@ 入射角 (AOI)
入射光とグレーティングの法線のなす角度です。下図を参照下さい。
A ダメージ閾値
恒久的な表面状態の変化を引き起こす閾値として定義されます。値は、J/cm2またはW/cm2を使って表記され、パルスエネルギー・パルス時間・パルス繰り返しレート・波長等に依存します。波長範囲
800〜1100nmのナノ秒パルスの場合、予想されるダメージ閾値は、0.9 J/cm2または73W/cm2です。波長範囲
800〜1100nmのフェムト秒パルスの場合、予想されるダメージ閾値は、0.25 J/cm2です。
B 偏向角
入射光αと−1次回折光βのなす角度(θ)で、θ°=|α°−β°|です。
C 回折次数
多くのアプリケーションにおいて、ある一つの次数の回折光のみが使われます。従って、すべての回折光が、ある一つの次数の回折光であるのが理想で、その場合、絶対効率が100%になります。

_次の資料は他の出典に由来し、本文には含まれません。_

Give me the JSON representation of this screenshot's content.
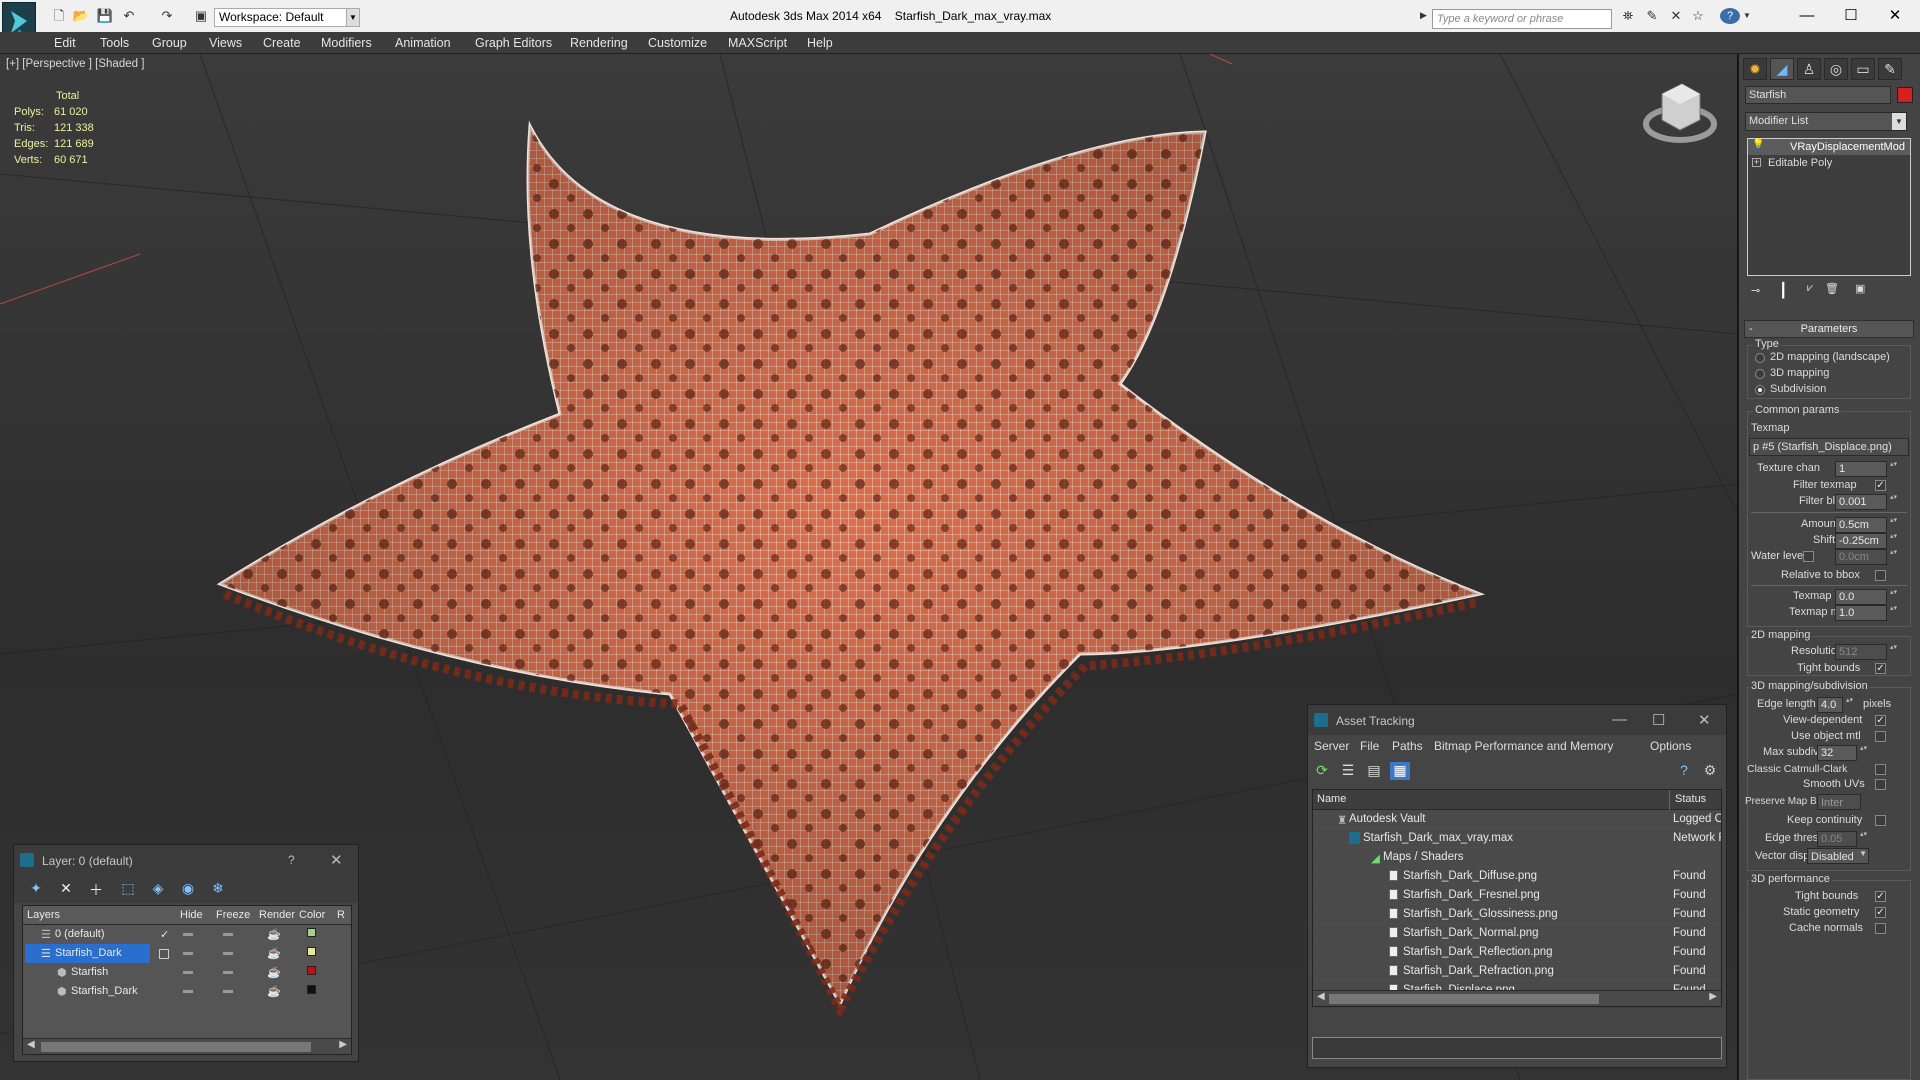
{
  "window": {
    "app_title": "Autodesk 3ds Max  2014 x64",
    "file_title": "Starfish_Dark_max_vray.max",
    "workspace": "Workspace: Default",
    "search_placeholder": "Type a keyword or phrase"
  },
  "menu": [
    "Edit",
    "Tools",
    "Group",
    "Views",
    "Create",
    "Modifiers",
    "Animation",
    "Graph Editors",
    "Rendering",
    "Customize",
    "MAXScript",
    "Help"
  ],
  "viewport": {
    "label": "[+] [Perspective ] [Shaded ]",
    "stats_header": "Total",
    "stats": [
      {
        "k": "Polys:",
        "v": "61 020"
      },
      {
        "k": "Tris:",
        "v": "121 338"
      },
      {
        "k": "Edges:",
        "v": "121 689"
      },
      {
        "k": "Verts:",
        "v": "60 671"
      }
    ],
    "model_color": "#d9704f"
  },
  "layers": {
    "title": "Layer: 0 (default)",
    "help": "?",
    "columns": [
      "Layers",
      "Hide",
      "Freeze",
      "Render",
      "Color",
      "R"
    ],
    "rows": [
      {
        "name": "0 (default)",
        "color": "#a8d08d",
        "check": "✓"
      },
      {
        "name": "Starfish_Dark",
        "color": "#e6e6a0",
        "check": ""
      },
      {
        "name": "Starfish",
        "color": "#c01010",
        "check": ""
      },
      {
        "name": "Starfish_Dark",
        "color": "#111111",
        "check": ""
      }
    ]
  },
  "asset": {
    "title": "Asset Tracking",
    "menus": [
      "Server",
      "File",
      "Paths",
      "Bitmap Performance and Memory",
      "Options"
    ],
    "col_name": "Name",
    "col_status": "Status",
    "rows": [
      {
        "name": "Autodesk Vault",
        "status": "Logged O"
      },
      {
        "name": "Starfish_Dark_max_vray.max",
        "status": "Network F"
      },
      {
        "name": "Maps / Shaders",
        "status": ""
      },
      {
        "name": "Starfish_Dark_Diffuse.png",
        "status": "Found"
      },
      {
        "name": "Starfish_Dark_Fresnel.png",
        "status": "Found"
      },
      {
        "name": "Starfish_Dark_Glossiness.png",
        "status": "Found"
      },
      {
        "name": "Starfish_Dark_Normal.png",
        "status": "Found"
      },
      {
        "name": "Starfish_Dark_Reflection.png",
        "status": "Found"
      },
      {
        "name": "Starfish_Dark_Refraction.png",
        "status": "Found"
      },
      {
        "name": "Starfish_Displace.png",
        "status": "Found"
      }
    ]
  },
  "command": {
    "object_name": "Starfish",
    "object_color": "#d42020",
    "modifier_list": "Modifier List",
    "stack": [
      "VRayDisplacementMod",
      "Editable Poly"
    ],
    "params_title": "Parameters",
    "type_label": "Type",
    "type_options": [
      "2D mapping (landscape)",
      "3D mapping",
      "Subdivision"
    ],
    "common_params": "Common params",
    "texmap_label": "Texmap",
    "texmap_value": "p #5 (Starfish_Displace.png)",
    "texture_chan": {
      "label": "Texture chan",
      "value": "1"
    },
    "filter_texmap": "Filter texmap",
    "filter_blur": {
      "label": "Filter blur",
      "value": "0.001"
    },
    "amount": {
      "label": "Amount",
      "value": "0.5cm"
    },
    "shift": {
      "label": "Shift",
      "value": "-0.25cm"
    },
    "water_level": {
      "label": "Water level",
      "value": "0.0cm"
    },
    "relative_bbox": "Relative to bbox",
    "texmap_min": {
      "label": "Texmap min",
      "value": "0.0"
    },
    "texmap_max": {
      "label": "Texmap max",
      "value": "1.0"
    },
    "mapping_2d": "2D mapping",
    "resolution": {
      "label": "Resolution",
      "value": "512"
    },
    "tight_bounds": "Tight bounds",
    "mapping_3d": "3D mapping/subdivision",
    "edge_length": {
      "label": "Edge length",
      "value": "4.0",
      "unit": "pixels"
    },
    "view_dependent": "View-dependent",
    "use_object_mtl": "Use object mtl",
    "max_subdivs": {
      "label": "Max subdivs",
      "value": "32"
    },
    "classic_catmull": "Classic Catmull-Clark",
    "smooth_uvs": "Smooth UVs",
    "preserve_map": {
      "label": "Preserve Map Bnd",
      "value": "Inter"
    },
    "keep_continuity": "Keep continuity",
    "edge_thresh": {
      "label": "Edge thresh",
      "value": "0.05"
    },
    "vector_displ": {
      "label": "Vector displ",
      "value": "Disabled"
    },
    "perf_3d": "3D performance",
    "tight_bounds2": "Tight bounds",
    "static_geometry": "Static geometry",
    "cache_normals": "Cache normals"
  }
}
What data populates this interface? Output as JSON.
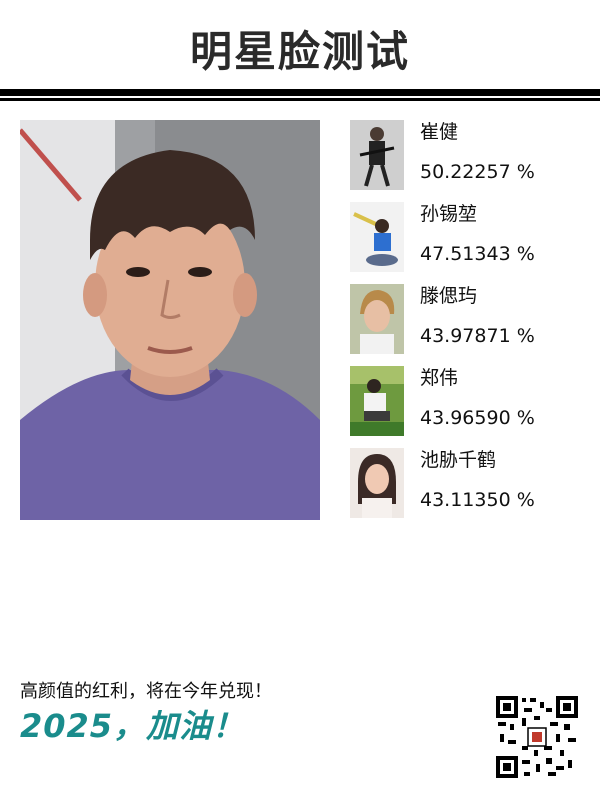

モノクロメータ、スペクトログラフ、スペクトロメータにおいては、通常、−1次回折光が使用されます。回折次数やエネルギー損失を最小にするために、弊社のグレーティング設計ツールが利用できます。
D 分散
角度分散は、波長の単位変化あたりの回折角度の変化量です。角度分散があることで、隣接波長の光の分離が可能になります。溝本数の大きいグレーティングを使用するか、高い次数の回折光を使用することにより、大きな角度分散が実現できますが、一般的には、自由スペクトル領域が大きい、溝本数の大きいグレーティングの方が好まれます。
E 効率
絶対効率は、入射光が、ある次数の回折光にどのくらいの割合で回折するかで、定義されます。一方、相対効率は、グレーティングと同じ材質でコーティングしたミラーの反射率と比較した、相対的な値です。従って、相対効率は、常に絶対効率よりも大きくなります。
F リトロー配置
所望の波長の光が、入射光と同一方向に回折されるように、グレーティングはマウントされます。グレーティングを回転させることによって、波長をスキャンさせることができます。通常、グレーティングの広い範囲にビームがあたるように、共振器内にアクロマティックレンズを配置し、ビームを拡大します。0次回折光は、出力レーザー光として使用されます。しかしながら、グレーティングを回転させたとき、出力光の向きが変化するという短所があります。
G グレージング入射
グレーティングは、入射角度が大きくなるように、固定されます。そして、特別調整ミラーを回転させることによって、波長が調整されます。ビームを拡大するレンズは必要ありませんので、よりサイズの小さいグレーティングを使用することが可能です。しかしながら、入射角度が大きいことは、グレーティングの切り溝の幅を、溝の長さより、かなり大きくする必要があることを意味します。
H 偏光
グレーティングの効率は、通常、入射光の偏光状態に依存します。従って、偏光状態の明示が必要です。TM偏光は、電界ベクトルが、グレーティングの溝方向に垂直であることを意味し、P偏光に対応します。TE偏光は、電界ベクトルが、グレーティングの溝方向に平行であることを意味し、S偏光に対応します。 (TM+TE)/2は、非偏光を意味します。
I 正弦波プロファイルグレーティング
標準タイプのグレーティングは、2光束干渉により作製され、正弦波プロファイルの溝形状を持ちます。その効率曲線は、切り溝型のグレーティングに比べて、なめらかで平坦です。溝の深さを適切に選ぶことにより、特定波長領域での効率を、最適化することができます。また、回折格子の溝本数を大きくすることで、高効率を保つことができます。溝の間隔を波長の約1.25倍より小さくすることにより、−1次光と0次光のみを存在させることができます。さらに、溝の深さを最適にすることで、ほとんどの回折光を−1次光にすることができます。こうして得られる回折格子の絶対効率は、50%を大きく上回ります。
J 迷光
光学機器の検出限界は、機器内のグレーティングおよび他の光学部品からの迷光レベルに依存します。ホログラフィックグレーティングは、波長領域における迷光レベルが低いこと、およびゴーストが存在しないことで知られています。干渉露光により、グレーティングの溝間隔を高精度で一定に作製できるからです。一方で、ホログラフィックグレーティングの迷光源は他にもあり、その迷光レベルは、作製プロセスの違いによりかなりの違いが生じます。一般に、ホログラフィックグレーティングの迷光レベルは、切り溝型のグレーティングより、ずっと小さいのですが、作製プロセスのさらなる改良の結果、スペクトロゴン社ホログラフィックグレーティングの迷光レベルは、他社のホログラフィックグレーティングに比べて、10倍ほど低い値になっています。ダブルパスの分光器では、波長の精度に100倍の差が生じます。